Indy offered his hand.

Brody reached to grasp it, and Indy drew him into a bear hug.

"My word," Brody said when Indy had released him. His face had turned a few shades redder than even the neon sign could make it. "No need to be overly sentimental."

"No need," Indy agreed.


A nice moment that (among other things) reminds us of the friendship the two will share later, thus borrowing a bit of emotional capital from the movies we all know and, presumably, love.

Indy wanders the mean streets for a bit, interviews a conveniently knowledgeable bookseller and trips over a clue. Suddenly he needs to get to London fast, which in 1933 is a bit of a problem. He calls a contact in army intelligence and...

The airship U.S.S. Macon was a gleaming silver torpedo the length of two and one half football fields. On her sides were the familiar star-within-a-circle emblems of naval airpower, and the trailing edges of her tail fins were painted red, white, and blue. The American flag fluttered in the breeze beneath a gun-port that bristled from her tail. The taxi that wheeled up beneath her belly at the U.S. Naval Air Station at Lakehurst, New Jersey, seemed like a toy in comparison.

The Macon had been towed out of her enormous, cocoonlike hangar and was slowly beginning to lift skyward for her maiden flight across the Atlantic. The navy would not permit her schedule to be delayed for the arrival of a last-minute civilian passenger, although it would grudgingly allow passage - if the tag-along could arrive on time.


Indy arrives in the nick of time and steps aboard. Booooriiing! Try again.

An army staff car was parked beneath the dirigible, and a fresh-faced lieutenant bounded out of the car to meet Indy. In his hand was a thick brown envelope.

"Dr. Jones," he said, "the major instructed me to give you this."

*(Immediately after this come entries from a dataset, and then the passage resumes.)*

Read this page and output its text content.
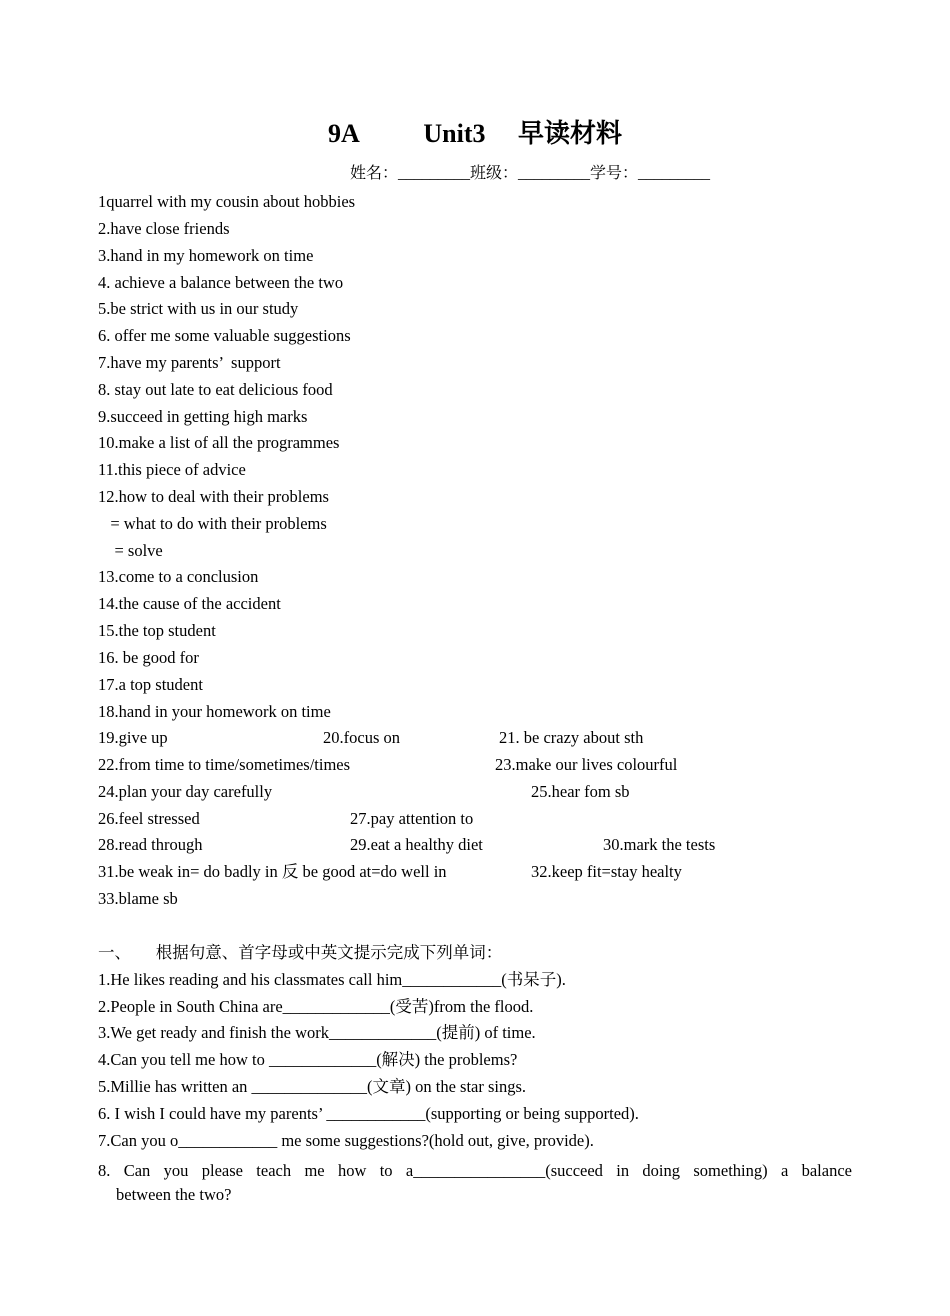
9A          Unit3     早读材料
姓名：_________班级：_________学号：_________
1quarrel with my cousin about hobbies
2.have close friends
3.hand in my homework on time
4. achieve a balance between the two
5.be strict with us in our study
6. offer me some valuable suggestions
7.have my parents’  support
8. stay out late to eat delicious food
9.succeed in getting high marks
10.make a list of all the programmes
11.this piece of advice
12.how to deal with their problems
= what to do with their problems
= solve
13.come to a conclusion
14.the cause of the accident
15.the top student
16. be good for
17.a top student
18.hand in your homework on time
19.give up	20.focus on	21. be crazy about sth
22.from time to time/sometimes/times	23.make our lives colourful
24.plan your day carefully	25.hear fom sb
26.feel stressed	27.pay attention to
28.read through	29.eat a healthy diet	30.mark the tests
31.be weak in= do badly in 反 be good at=do well in	32.keep fit=stay healty
33.blame sb
一、      根据句意、首字母或中英文提示完成下列单词：
1.He likes reading and his classmates call him____________(书呆子).
2.People in South China are_____________(受苦)from the flood.
3.We get ready and finish the work_____________(提前) of time.
4.Can you tell me how to _____________(解决) the problems?
5.Millie has written an ______________(文章) on the star sings.
6. I wish I could have my parents’ ____________(supporting or being supported).
7.Can you o____________ me some suggestions?(hold out, give, provide).
8. Can you please teach me how to a________________(succeed in doing something) a balance
between the two?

"Thanks." Indy tucked the envelope inside his jacket.

...

"I'm sorry you didn't make it in time," the lieutenant said. Indy looked skyward. The aircraft hid the sun, covering the field in an unnatural twilight; (...) She was under power, and began to rise. On command, the sailors were releasing her mooring lines, beginning with the lines at her tail.

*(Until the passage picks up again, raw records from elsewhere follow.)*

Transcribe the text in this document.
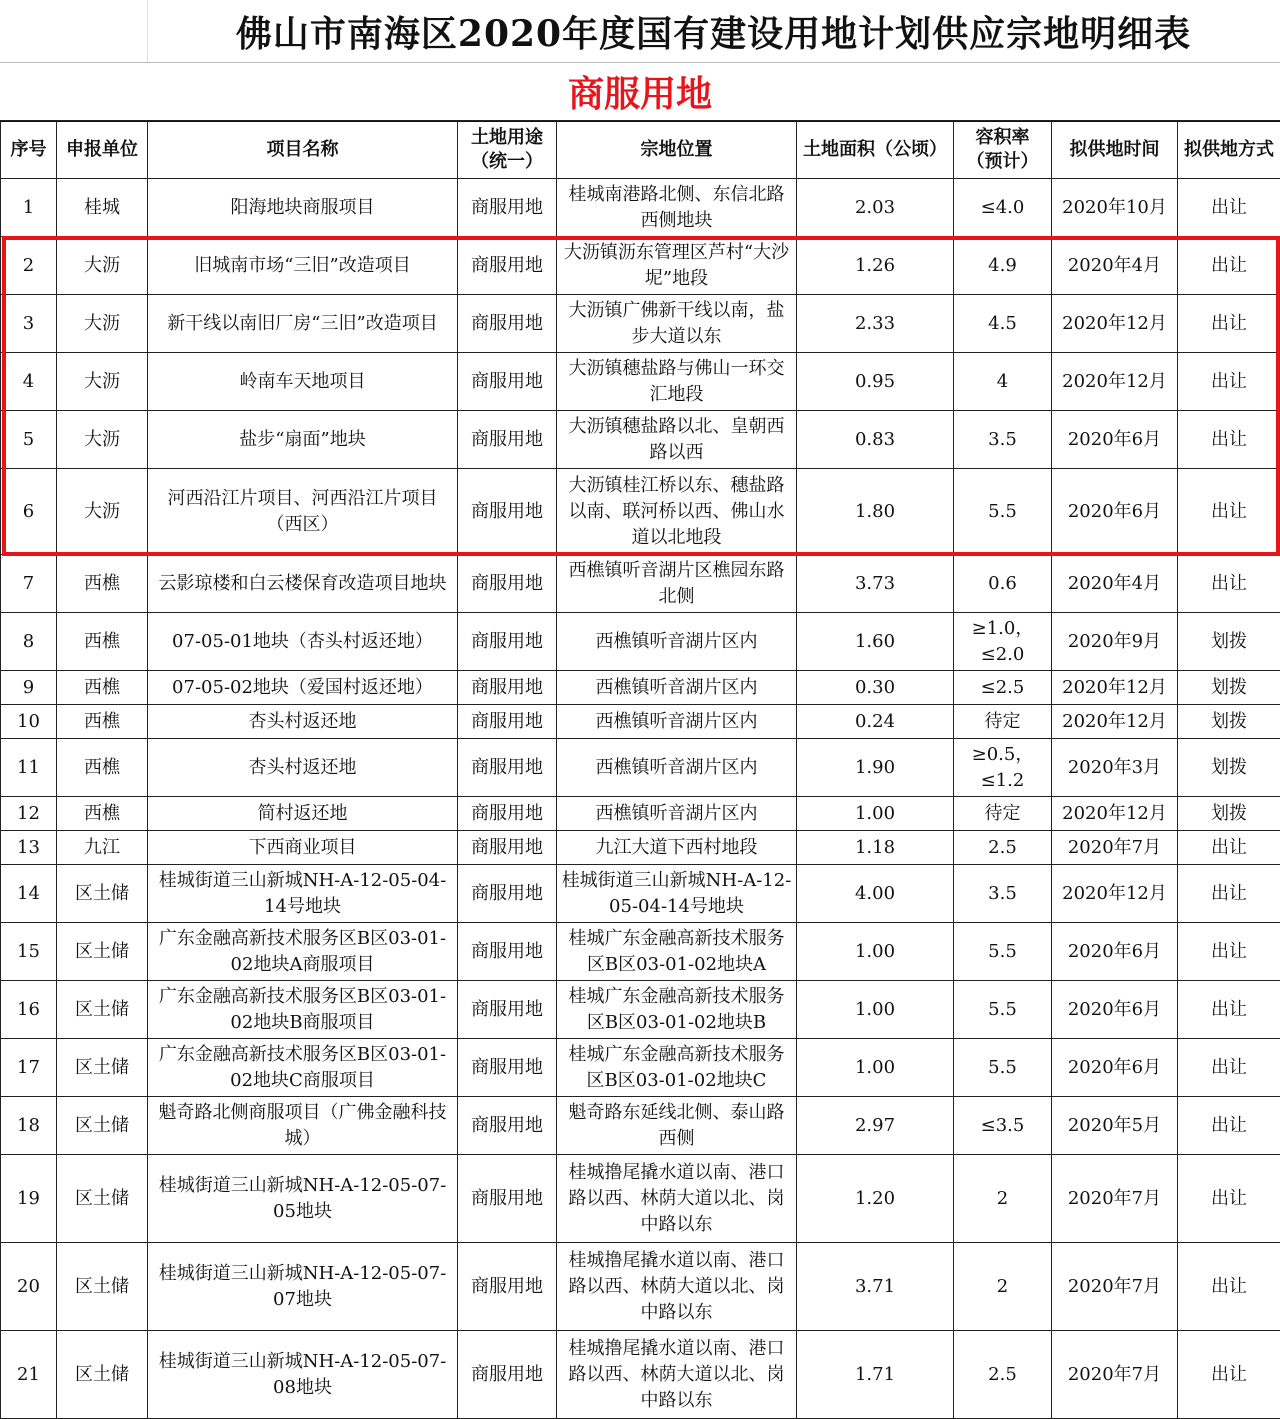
佛山市南海区2020年度国有建设用地计划供应宗地明细表
商服用地
序号	申报单位	项目名称	土地用途（统一）	宗地位置	土地面积（公顷）	容积率（预计）	拟供地时间	拟供地方式
1	桂城	阳海地块商服项目	商服用地	桂城南港路北侧、东信北路西侧地块	2.03	≤4.0	2020年10月	出让
2	大沥	旧城南市场“三旧”改造项目	商服用地	大沥镇沥东管理区芦村“大沙坭”地段	1.26	4.9	2020年4月	出让
3	大沥	新干线以南旧厂房“三旧”改造项目	商服用地	大沥镇广佛新干线以南，盐步大道以东	2.33	4.5	2020年12月	出让
4	大沥	岭南车天地项目	商服用地	大沥镇穗盐路与佛山一环交汇地段	0.95	4	2020年12月	出让
5	大沥	盐步“扇面”地块	商服用地	大沥镇穗盐路以北、皇朝西路以西	0.83	3.5	2020年6月	出让
6	大沥	河西沿江片项目、河西沿江片项目（西区）	商服用地	大沥镇桂江桥以东、穗盐路以南、联河桥以西、佛山水道以北地段	1.80	5.5	2020年6月	出让
7	西樵	云影琼楼和白云楼保育改造项目地块	商服用地	西樵镇听音湖片区樵园东路北侧	3.73	0.6	2020年4月	出让
8	西樵	07-05-01地块（杏头村返还地）	商服用地	西樵镇听音湖片区内	1.60	≥1.0，≤2.0	2020年9月	划拨
9	西樵	07-05-02地块（爱国村返还地）	商服用地	西樵镇听音湖片区内	0.30	≤2.5	2020年12月	划拨
10	西樵	杏头村返还地	商服用地	西樵镇听音湖片区内	0.24	待定	2020年12月	划拨
11	西樵	杏头村返还地	商服用地	西樵镇听音湖片区内	1.90	≥0.5，≤1.2	2020年3月	划拨
12	西樵	简村返还地	商服用地	西樵镇听音湖片区内	1.00	待定	2020年12月	划拨
13	九江	下西商业项目	商服用地	九江大道下西村地段	1.18	2.5	2020年7月	出让
14	区土储	桂城街道三山新城NH-A-12-05-04-14号地块	商服用地	桂城街道三山新城NH-A-12-05-04-14号地块	4.00	3.5	2020年12月	出让
15	区土储	广东金融高新技术服务区B区03-01-02地块A商服项目	商服用地	桂城广东金融高新技术服务区B区03-01-02地块A	1.00	5.5	2020年6月	出让
16	区土储	广东金融高新技术服务区B区03-01-02地块B商服项目	商服用地	桂城广东金融高新技术服务区B区03-01-02地块B	1.00	5.5	2020年6月	出让
17	区土储	广东金融高新技术服务区B区03-01-02地块C商服项目	商服用地	桂城广东金融高新技术服务区B区03-01-02地块C	1.00	5.5	2020年6月	出让
18	区土储	魁奇路北侧商服项目（广佛金融科技城）	商服用地	魁奇路东延线北侧、泰山路西侧	2.97	≤3.5	2020年5月	出让
19	区土储	桂城街道三山新城NH-A-12-05-07-05地块	商服用地	桂城撸尾撬水道以南、港口路以西、林荫大道以北、岗中路以东	1.20	2	2020年7月	出让
20	区土储	桂城街道三山新城NH-A-12-05-07-07地块	商服用地	桂城撸尾撬水道以南、港口路以西、林荫大道以北、岗中路以东	3.71	2	2020年7月	出让
21	区土储	桂城街道三山新城NH-A-12-05-07-08地块	商服用地	桂城撸尾撬水道以南、港口路以西、林荫大道以北、岗中路以东	1.71	2.5	2020年7月	出让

Admitting defeat, Indy walks away, planning his next move. You know better than that.

"She's not gone yet," Indy said.

He hesitated a moment. A trio of husky sailors struggled with the mooring line dangling from the dirigible's nose, waiting for the command to release.

"I know I'm going to hate this part," Indy said.

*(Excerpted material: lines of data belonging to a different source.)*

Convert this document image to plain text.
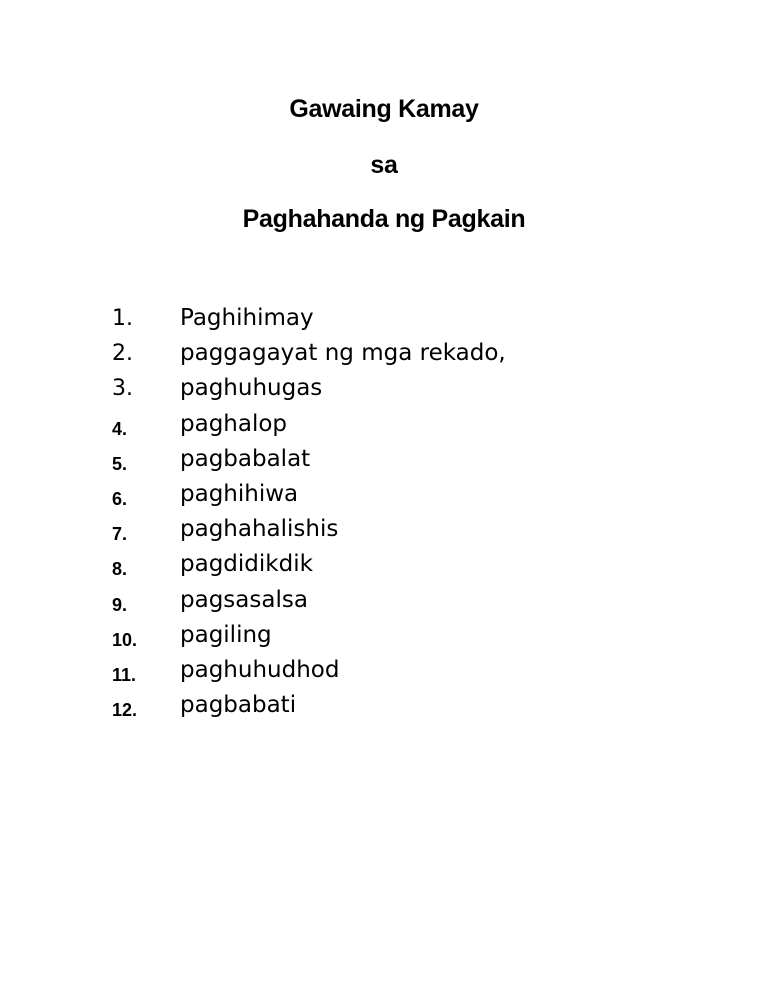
Gawaing Kamay
sa
Paghahanda ng Pagkain
1. Paghihimay
2. paggagayat ng mga rekado,
3. paghuhugas
4. paghalop
5. pagbabalat
6. paghihiwa
7. paghahalishis
8. pagdidikdik
9. pagsasalsa
10. pagiling
11. paghuhudhod
12. pagbabati
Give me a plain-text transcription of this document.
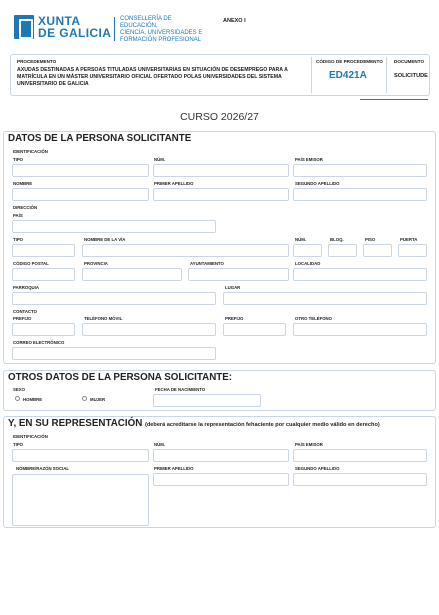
XUNTA
DE GALICIA
CONSELLERÍA DE EDUCACIÓN,
CIENCIA, UNIVERSIDADES E
FORMACIÓN PROFESIONAL
ANEXO I
PROCEDEMENTO
AXUDAS DESTINADAS A PERSOAS TITULADAS UNIVERSITARIAS EN SITUACIÓN DE DESEMPREGO PARA A MATRÍCULA EN UN MÁSTER UNIVERSITARIO OFICIAL OFERTADO POLAS UNIVERSIDADES DEL SISTEMA UNIVERSITARIO DE GALICIA
CÓDIGO DE PROCEDEMENTO
ED421A
DOCUMENTO
SOLICITUDE
CURSO 2026/27
DATOS DE LA PERSONA SOLICITANTE
IDENTIFICACIÓN
TIPO	NÚM.	PAÍS EMISOR
NOMBRE	PRIMER APELLIDO	SEGUNDO APELLIDO
DIRECCIÓN
PAÍS
TIPO	NOMBRE DE LA VÍA	NÚM.	BLOQ.	PISO	PUERTA
CÓDIGO POSTAL	PROVINCIA	AYUNTAMIENTO	LOCALIDAD
PARROQUIA	LUGAR
CONTACTO
PREFIJO	TELÉFONO MÓVIL	PREFIJO	OTRO TELÉFONO
CORREO ELECTRÓNICO
OTROS DATOS DE LA PERSONA SOLICITANTE:
SEXO
HOMBRE	MUJER
FECHA DE NACIMIENTO
Y, EN SU REPRESENTACIÓN (deberá acreditarse la representación fehaciente por cualquier medio válido en derecho)
IDENTIFICACIÓN
TIPO	NÚM.	PAÍS EMISOR
NOMBRE/RAZÓN SOCIAL	PRIMER APELLIDO	SEGUNDO APELLIDO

The defining quality of genre fiction is that it fulfills expectations. You can do it in an unexpected way or with a knowing wink or what have you, but you must give the customers what they paid for. If you don't you're playing a different game with higher stakes, and God go with you.

Fulfilling those expectations isn't just a negative matter of "stay within the lines or displease your audience". The writer, if he is not merely pandering, leads a kind of call-and-response with his genre-savvy readers. The moment Jones is told he didn't make it you know he's going to get on that ship. McCoy draws out your anticipation for a few paragraphs, increasing the pleasure, then Indy is off and running. A character raises passenger pigeons. Later those birds will be used to send messages. Someone keeps a Louisville Slugger in his cabin. That bat might as well have This machine kills fascists inscribed on it. The book is full of such pleasures, and if that doesn't recommend it to you, you should put down the bullwhip and fedora and play elsewhere.